PRODUCT

L'Oréal Paris Revitalift 10% Pure Vitamin C Face Serum

A 10% pure L-ascorbic acid serum in an opaque tube, for under $30. The form and packaging are right — which is more than most drugstore vitamin C can say.

At a glance

Texture — Lightweight serum

Key Active — L-ascorbic acid 10%

Best For — Dull, uneven skin tone on a budget

Price Tier — $$

Lightweight serum
Dull, uneven skin tone

What stands out

It is real L-ascorbic acid, listed high on the ingredient list, at a genuine 10%. That alone puts it ahead of a lot of pricier serums that quietly use a derivative.

The opaque tube is the right call. Vitamin C dies in air and light. Packaging is not a detail here — it is half the product.

Fragrance-free, hyaluronic acid for hydration, and widely available for under $30. For a first vitamin C serum, this is a sensible place to start.

Watch out for

It oxidizes. Users report yellowing within a couple of months. That is normal for L-ascorbic acid, but it means you are on a clock once you open it.

L'Oréal now sells a "12% + Vitamin E + Salicylic" version too, and is pushing it harder. Two Revitalift vitamin C serums now sit on the shelf with similar names. Check the label, not the brand name.

Pure L-ascorbic acid can sting on sensitive skin. That is the trade for using the evidence-backed form.

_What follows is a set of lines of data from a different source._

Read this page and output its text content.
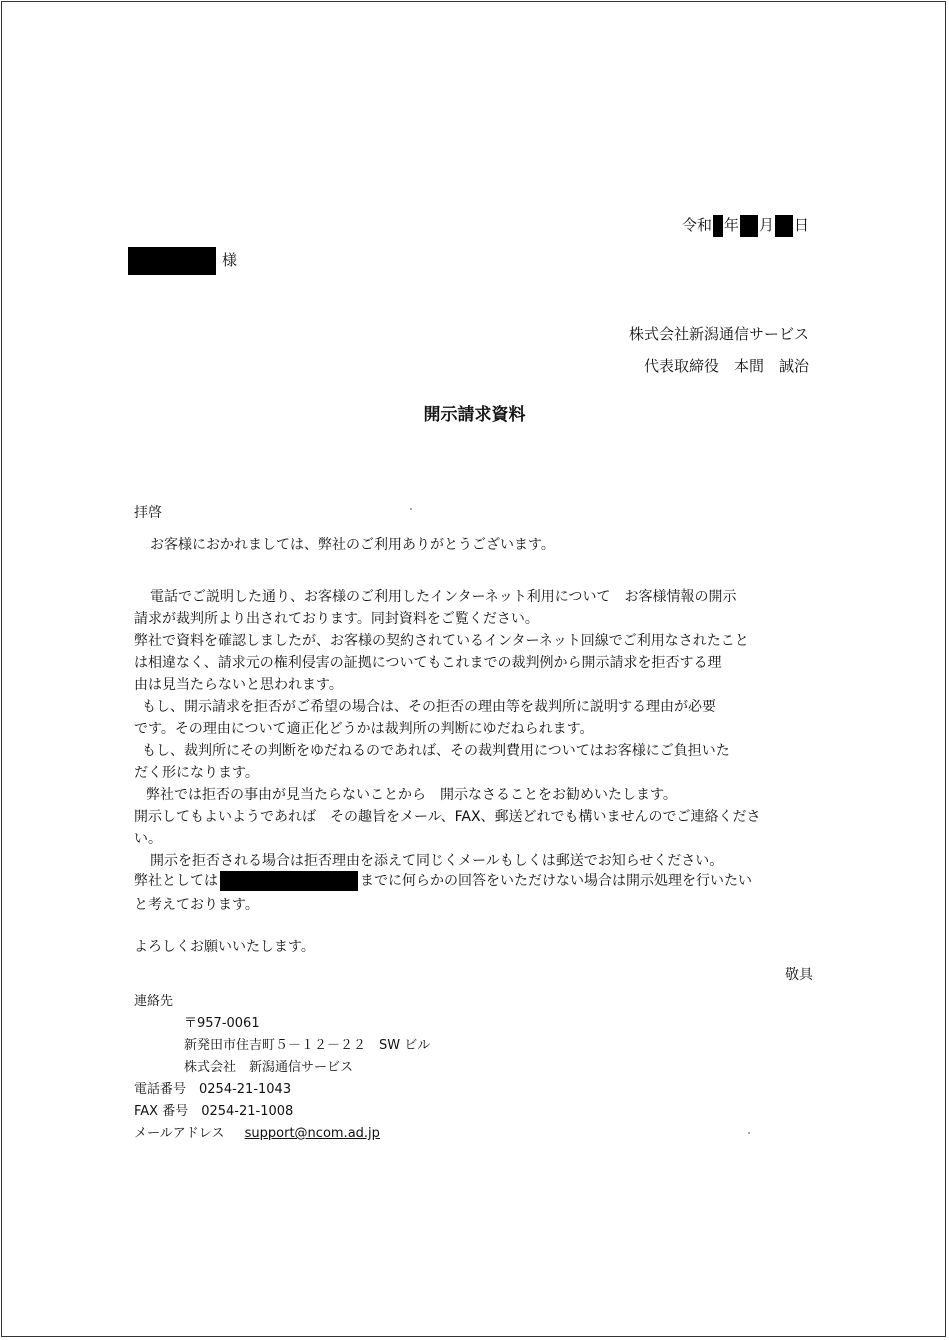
令和 年 月 日
様
株式会社新潟通信サービス
代表取締役　本間　誠治
開示請求資料
拝啓
お客様におかれましては、弊社のご利用ありがとうございます。
電話でご説明した通り、お客様のご利用したインターネット利用について　お客様情報の開示
請求が裁判所より出されております。同封資料をご覧ください。
弊社で資料を確認しましたが、お客様の契約されているインターネット回線でご利用なされたこと
は相違なく、請求元の権利侵害の証拠についてもこれまでの裁判例から開示請求を拒否する理
由は見当たらないと思われます。
もし、開示請求を拒否がご希望の場合は、その拒否の理由等を裁判所に説明する理由が必要
です。その理由について適正化どうかは裁判所の判断にゆだねられます。
もし、裁判所にその判断をゆだねるのであれば、その裁判費用についてはお客様にご負担いた
だく形になります。
弊社では拒否の事由が見当たらないことから　開示なさることをお勧めいたします。
開示してもよいようであれば　その趣旨をメール、FAX、郵送どれでも構いませんのでご連絡くださ
い。
開示を拒否される場合は拒否理由を添えて同じくメールもしくは郵送でお知らせください。
弊社としては	までに何らかの回答をいただけない場合は開示処理を行いたい
と考えております。
よろしくお願いいたします。
敬具
連絡先
〒957-0061
新発田市住吉町５－１２－２２　SW ビル
株式会社　新潟通信サービス
電話番号　0254-21-1043
FAX 番号　0254-21-1008
メールアドレス support@ncom.ad.jp
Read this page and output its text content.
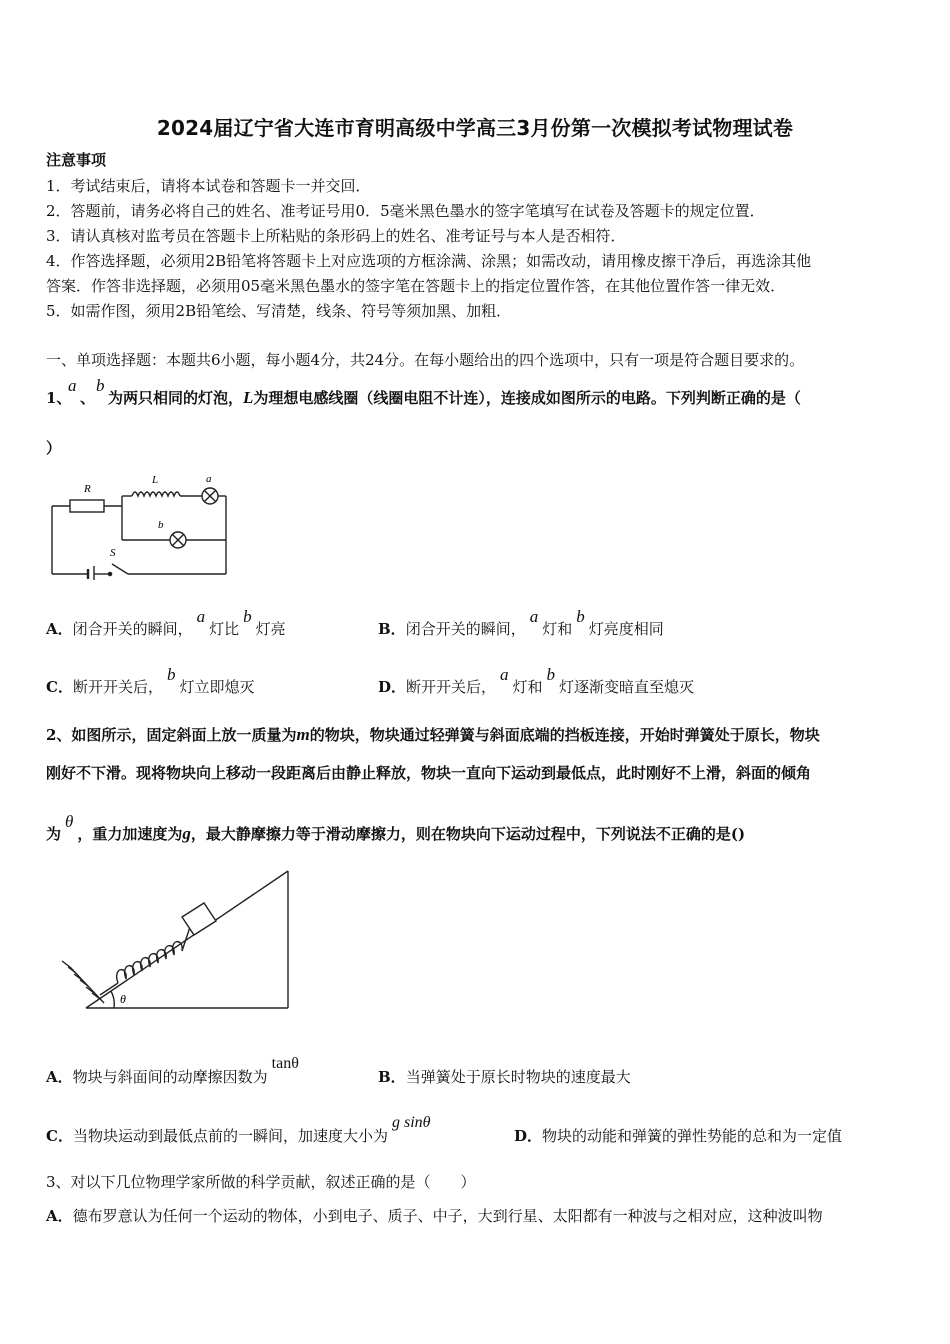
2024届辽宁省大连市育明高级中学高三3月份第一次模拟考试物理试卷
注意事项
1．考试结束后，请将本试卷和答题卡一并交回．
2．答题前，请务必将自己的姓名、准考证号用0．5毫米黑色墨水的签字笔填写在试卷及答题卡的规定位置．
3．请认真核对监考员在答题卡上所粘贴的条形码上的姓名、准考证号与本人是否相符．
4．作答选择题，必须用2B铅笔将答题卡上对应选项的方框涂满、涂黑；如需改动，请用橡皮擦干净后，再选涂其他
答案．作答非选择题，必须用05毫米黑色墨水的签字笔在答题卡上的指定位置作答，在其他位置作答一律无效．
5．如需作图，须用2B铅笔绘、写清楚，线条、符号等须加黑、加粗．
一、单项选择题：本题共6小题，每小题4分，共24分。在每小题给出的四个选项中，只有一项是符合题目要求的。
1、
a
、
b
为两只相同的灯泡，L为理想电感线圈（线圈电阻不计连），连接成如图所示的电路。下列判断正确的是（
）
R
L	a
b
S
A．闭合开关的瞬间，a灯比b灯亮	B．闭合开关的瞬间，a灯和b灯亮度相同
C．断开开关后，b灯立即熄灭	D．断开开关后，a灯和b灯逐渐变暗直至熄灭
2、如图所示，固定斜面上放一质量为m的物块，物块通过轻弹簧与斜面底端的挡板连接，开始时弹簧处于原长，物块
刚好不下滑。现将物块向上移动一段距离后由静止释放，物块一直向下运动到最低点，此时刚好不上滑，斜面的倾角
为θ，重力加速度为g，最大静摩擦力等于滑动摩擦力，则在物块向下运动过程中，下列说法不正确的是()
θ
A．物块与斜面间的动摩擦因数为tanθ
B．当弹簧处于原长时物块的速度最大
C．当物块运动到最低点前的一瞬间，加速度大小为g sinθ
D．物块的动能和弹簧的弹性势能的总和为一定值
3、对以下几位物理学家所做的科学贡献，叙述正确的是（　　）
A．德布罗意认为任何一个运动的物体，小到电子、质子、中子，大到行星、太阳都有一种波与之相对应，这种波叫物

Texture is thin and runny, which some find hard to layer.

Key ingredients

💧 Hyaluronic Acid — hydrates
💧 Glycerin — locks in moisture
🍊 Vitamin C (10% pure) — brightens

Formulation Notes

Nothing exotic here, and that is a compliment. Ascorbic acid high in the list, an opaque tube, a silicone-and-glycerin base to carry it.

The persistent problem with L-ascorbic acid is that the pH that makes it work (under 3.5) is also the pH that irritates skin, and the water it needs to dissolve in is what destroys it. Every L-AA serum on the market is a compromise between those three facts.